Résumé de la décision
Dans cette affaire, Anne-Marie X... conteste l'évaluation des indemnités dues suite à l'expropriation de parcelles de terrain à Concarneau. La Cour d'appel a retenu un indice de 173 pour le calcul des indemnités, correspondant au deuxième trimestre de 1964, alors qu'un indice de 176 avait été publié dans le Journal officiel. La Cour de cassation a rejeté le premier moyen relatif à l'indice, considérant que l'indice de 173 était le dernier publié à la date de paiement des offres initiales. En revanche, elle a cassé l'arrêt sur le second moyen, estimant que la Cour d'appel avait mal appliqué les dispositions de l'Ordonnance du 23 octobre 1958 concernant l'évaluation des biens expropriés.
Arguments pertinents
1. Premier moyen : La Cour de cassation a confirmé que l'indice de 173 était légalement justifié pour le calcul des indemnités, car c'était le dernier indice publié à la date de paiement. Elle a affirmé : « à la date du 18 août 1964, jour du paiement des offres initiales de l'administration, l'indice applicable était celui du deuxième trimestre 1964, soit 173 ».
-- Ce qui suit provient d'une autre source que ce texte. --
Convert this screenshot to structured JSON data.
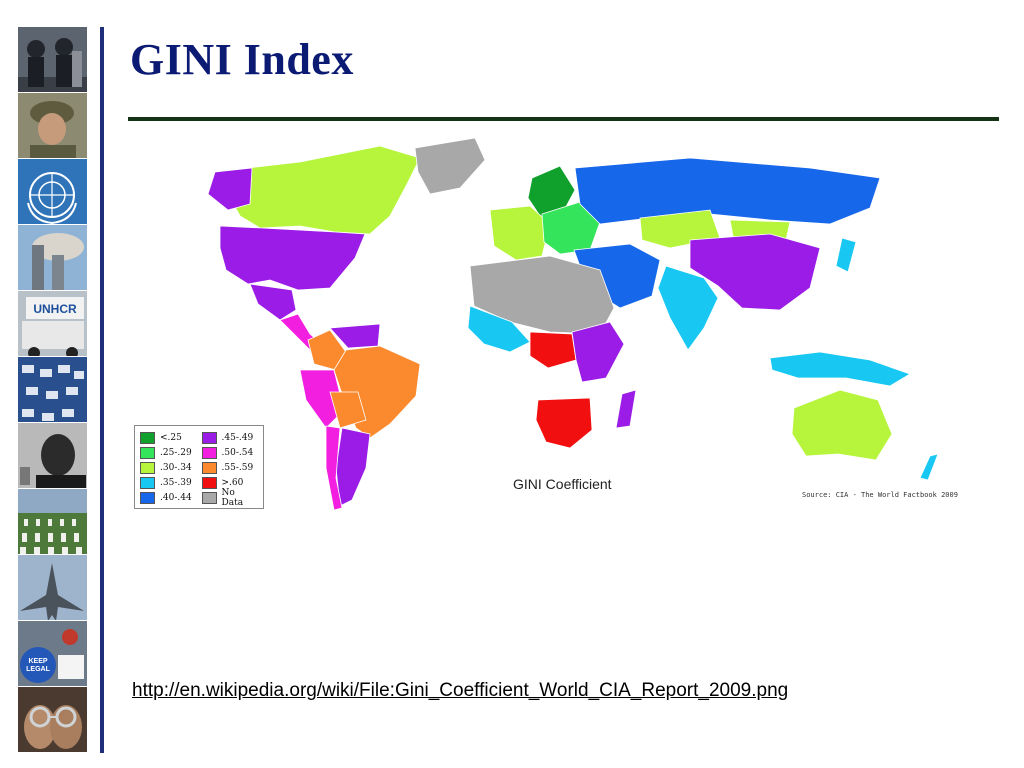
{
  "slide": {
    "title": "GINI Index",
    "link_text": "http://en.wikipedia.org/wiki/File:Gini_Coefficient_World_CIA_Report_2009.png"
  },
  "map": {
    "caption": "GINI Coefficient",
    "source": "Source: CIA - The World Factbook 2009",
    "legend": [
      {
        "label": "<.25",
        "color": "#10a02c"
      },
      {
        "label": ".45-.49",
        "color": "#9b1ce6"
      },
      {
        "label": ".25-.29",
        "color": "#34e45a"
      },
      {
        "label": ".50-.54",
        "color": "#f21ee0"
      },
      {
        "label": ".30-.34",
        "color": "#b6f53c"
      },
      {
        "label": ".55-.59",
        "color": "#fb8a2e"
      },
      {
        "label": ".35-.39",
        "color": "#19c8f2"
      },
      {
        "label": ">.60",
        "color": "#f20f0f"
      },
      {
        "label": ".40-.44",
        "color": "#1767ea"
      },
      {
        "label": "No Data",
        "color": "#a8a8a8"
      }
    ],
    "region_colors": {
      "canada": "#b6f53c",
      "alaska": "#9b1ce6",
      "usa": "#9b1ce6",
      "greenland": "#a8a8a8",
      "mexico": "#9b1ce6",
      "central_america": "#f21ee0",
      "venezuela": "#9b1ce6",
      "colombia": "#fb8a2e",
      "brazil": "#fb8a2e",
      "peru": "#f21ee0",
      "bolivia": "#fb8a2e",
      "argentina": "#9b1ce6",
      "chile": "#f21ee0",
      "scandinavia": "#10a02c",
      "west_europe": "#b6f53c",
      "east_europe": "#34e45a",
      "russia": "#1767ea",
      "kazakhstan": "#b6f53c",
      "middle_east": "#1767ea",
      "china": "#9b1ce6",
      "india": "#19c8f2",
      "mongolia": "#b6f53c",
      "sahara": "#a8a8a8",
      "west_africa": "#19c8f2",
      "central_africa": "#f20f0f",
      "east_africa": "#9b1ce6",
      "southern_africa": "#f20f0f",
      "madagascar": "#9b1ce6",
      "indonesia": "#19c8f2",
      "australia": "#b6f53c",
      "new_zealand": "#19c8f2",
      "japan": "#19c8f2"
    },
    "photo_tile_icons": [
      "riot-police-photo",
      "soldier-photo",
      "un-emblem-photo",
      "twin-towers-photo",
      "unhcr-truck-photo",
      "refugee-crowd-photo",
      "mlk-photo",
      "cemetery-photo",
      "fighter-jet-photo",
      "protest-sign-photo",
      "handcuffs-photo"
    ]
  }
}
2. Second moyen : La Cour de cassation a jugé que la Cour d'appel avait violé l'article 21, II, alinéa 1, de l'Ordonnance du 23 octobre 1958 en évaluant les terrains comme agricoles alors qu'ils étaient situés dans un périmètre d'agglomération et classés en zone industrielle. Elle a souligné que la Cour d'appel n'avait pas correctement pris en compte les « possibilités d'utilisation immédiate » des terrains.
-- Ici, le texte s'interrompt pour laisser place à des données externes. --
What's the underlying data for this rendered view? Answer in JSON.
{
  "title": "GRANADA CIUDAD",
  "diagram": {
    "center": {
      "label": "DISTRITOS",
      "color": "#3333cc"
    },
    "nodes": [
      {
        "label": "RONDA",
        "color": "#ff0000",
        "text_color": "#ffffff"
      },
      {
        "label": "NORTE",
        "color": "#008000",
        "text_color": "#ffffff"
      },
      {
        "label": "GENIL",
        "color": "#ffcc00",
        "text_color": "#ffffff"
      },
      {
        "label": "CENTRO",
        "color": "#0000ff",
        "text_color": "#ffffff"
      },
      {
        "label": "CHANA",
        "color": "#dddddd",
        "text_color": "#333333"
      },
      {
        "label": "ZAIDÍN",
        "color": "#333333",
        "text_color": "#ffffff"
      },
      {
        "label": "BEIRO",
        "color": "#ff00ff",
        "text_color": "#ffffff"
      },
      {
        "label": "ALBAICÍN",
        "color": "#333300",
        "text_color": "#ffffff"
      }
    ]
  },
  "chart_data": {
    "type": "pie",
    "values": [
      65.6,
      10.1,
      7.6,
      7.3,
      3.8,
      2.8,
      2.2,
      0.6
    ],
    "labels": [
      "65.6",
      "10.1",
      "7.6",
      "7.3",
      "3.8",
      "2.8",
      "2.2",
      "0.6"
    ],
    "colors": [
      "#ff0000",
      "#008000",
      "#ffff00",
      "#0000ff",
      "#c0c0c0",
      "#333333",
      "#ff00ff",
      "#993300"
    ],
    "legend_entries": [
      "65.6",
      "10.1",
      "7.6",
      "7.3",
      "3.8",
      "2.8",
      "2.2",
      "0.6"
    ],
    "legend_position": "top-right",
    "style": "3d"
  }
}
Interprétations et citations légales
1. Application de l'indice : La décision de la Cour de cassation sur le premier moyen repose sur l'interprétation des indices de coût de construction. L'indice de 173 a été jugé valide car c'était le dernier indice publié avant le paiement. Cela montre l'importance de la date de référence dans l'évaluation des indemnités d'expropriation.
2. Évaluation des biens expropriés : L'article 21, II, alinéa 1, de l'Ordonnance du 23 octobre 1958 stipule que « les biens sont estimés d'après la valeur qu'ils ont acquise en raison de leurs possibilités, dûment justifiées, d'utilisation immédiate un an avant l'ouverture de l'enquête ». La Cour de cassation a relevé que la Cour d'appel avait négligé de considérer que les terrains, bien que classés en zone agricole, étaient en réalité situés dans un périmètre d'agglomération et avaient des possibilités d'utilisation qui justifiaient une évaluation différente.
En conclusion, la décision de la Cour de cassation illustre l'importance de l'application rigoureuse des textes législatifs dans le cadre des expropriations, en veillant à ce que les évaluations soient fondées sur des critères objectifs et pertinents.